Fotos: MEV-Verlag / Svenja Krebs

Dein Gehalt während der Ausbildung

Wie viel Gehalt bekomme ich während der Ausbildung?

 

Das ist eine schwierige Frage. Endlich bekommst du dein eigenes Geld, aber wovon ist es abhängig und wie viel eigentlich? Hierauf gibt es keine allgemeine Antwort, denn die Ausbildungsvergütung hängt von vielen Faktoren ab und ist je nach Branche und Betrieb unterschiedlich. Es gibt Berufe, in denen man mehr oder auch weniger verdient. Am besten informierst du dich vorher, welches Gehalt üblicherweise in deinem Traumberuf bezahlt wird. Das Gute daran ist, dass in jedem Lehrjahr die Vergütung steigt.
Was mach ich, wenn mir mein Gehalt nicht ausreicht?

Finanzielle Hilfen

 

Auch für Azubis gibt es finanzielle Hilfen während der Ausbildung. Da wäre zum Beispiel die Berufsausbildungsbeihilfe (BAB). Die BAB fördert sowohl betriebliche als auch außerbetriebliche Ausbildungen in anerkannten Ausbildungsberufen und wird für die komplette Dauer deiner Ausbildung gezahlt. Du hast Anrecht auf BAB, wenn es sich um deine erste Berufsausbildung handelt und wenn dir das erforderliche Geld für deinen Lebensunterhalt, Essen oder Fahrtkosten nicht anderweitig zur Verfügung gestellt werden kann. Wie viel BAB du bekommst, hängt von verschiedenen Faktoren hab. Du musst zum Beispiel in deiner eigenen Wohnung wohnen und einen abgeschlossenen Ausbildungsvertrag nachweisen können. Der Antrag muss rechtzeitig, am besten vor Beginn der Berufsausbildung, bei der Agentur für Arbeit, in deren Bezirk du deinen Wohnsitz hast gestellt werden.

 

Darf ich mir einen Nebenjob zulegen?

 

Die Antwort lautet Ja.

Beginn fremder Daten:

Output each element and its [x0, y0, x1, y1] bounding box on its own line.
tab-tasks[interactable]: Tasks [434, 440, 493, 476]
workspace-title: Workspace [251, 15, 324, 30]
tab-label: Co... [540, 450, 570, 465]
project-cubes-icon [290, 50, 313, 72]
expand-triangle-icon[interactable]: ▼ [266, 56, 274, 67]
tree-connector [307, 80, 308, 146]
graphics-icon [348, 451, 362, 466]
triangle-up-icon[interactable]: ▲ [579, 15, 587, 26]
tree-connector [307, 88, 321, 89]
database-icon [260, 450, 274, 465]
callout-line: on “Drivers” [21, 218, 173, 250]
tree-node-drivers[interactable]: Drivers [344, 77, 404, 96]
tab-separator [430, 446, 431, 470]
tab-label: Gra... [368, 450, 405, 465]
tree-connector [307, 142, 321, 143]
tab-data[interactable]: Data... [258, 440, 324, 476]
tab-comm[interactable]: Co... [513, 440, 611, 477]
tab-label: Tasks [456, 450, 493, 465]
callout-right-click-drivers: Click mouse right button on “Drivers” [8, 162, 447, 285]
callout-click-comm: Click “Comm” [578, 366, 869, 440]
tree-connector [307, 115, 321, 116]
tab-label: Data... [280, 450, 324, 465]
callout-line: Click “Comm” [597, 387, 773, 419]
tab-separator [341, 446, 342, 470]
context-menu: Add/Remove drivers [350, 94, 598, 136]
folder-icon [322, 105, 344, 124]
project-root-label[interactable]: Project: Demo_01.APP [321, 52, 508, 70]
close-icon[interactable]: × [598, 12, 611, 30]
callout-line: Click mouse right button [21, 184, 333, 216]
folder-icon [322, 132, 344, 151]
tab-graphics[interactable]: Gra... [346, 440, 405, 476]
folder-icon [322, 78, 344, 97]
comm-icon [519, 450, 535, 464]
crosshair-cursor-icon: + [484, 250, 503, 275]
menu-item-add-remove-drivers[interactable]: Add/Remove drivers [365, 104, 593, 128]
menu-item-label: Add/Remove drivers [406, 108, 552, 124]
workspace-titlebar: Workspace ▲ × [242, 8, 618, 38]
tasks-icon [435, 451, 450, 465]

Du darfst trotz einer Vollzeitausbildung einen zweiten Job annehmen, indem du maximal 450 Euro im Monat dazu verdienst. Bevor du allerding einen Nebenjob annimmst, musst du deinen Ausbildungsbetrieb darüber informieren. Der Job darf natürlich nicht in einem Konkurrenzunternehmen sein, denn dann kann dir dein Arbeitgeber den Job verweigern. Dein Nebenjob sollte auch deine Arbeitsleistungen in deiner Ausbildung nicht beeinflussen. Das heißt zum Beispiel, wenn du als Bedienung arbeitest, dir die Nächte um die Ohren schlägst, dann macht sich der Schlafmangeln in der Ausbildung bemerkbar.

 

Wichtige Hinweise

 

Durch das Jugendschutzgesetzt ist geregelt, wie viele Stunden du in der Woche arbeiten darfst und wie viele Stunden Pause zwischen deiner Arbeit liegen müssen. Zudem musst du aufpassen, denn wenn du krankgeschrieben bist, darfst du natürlich auch deinem Nebenjob nicht nachgehen. Ansonsten kann dir die fristlose Kündigung deiner Ausbildung drohen. Außerdem sollte dir klar sein, dass du keinen Anspruch mehr auf Wohn- oder Kindergeld hast, wenn du zu viel verdienst. BAB hingegen wird dir trotzdem gewährt, wenn du zusätzlich „nur‘“ bis zu 400 Euro verdienst.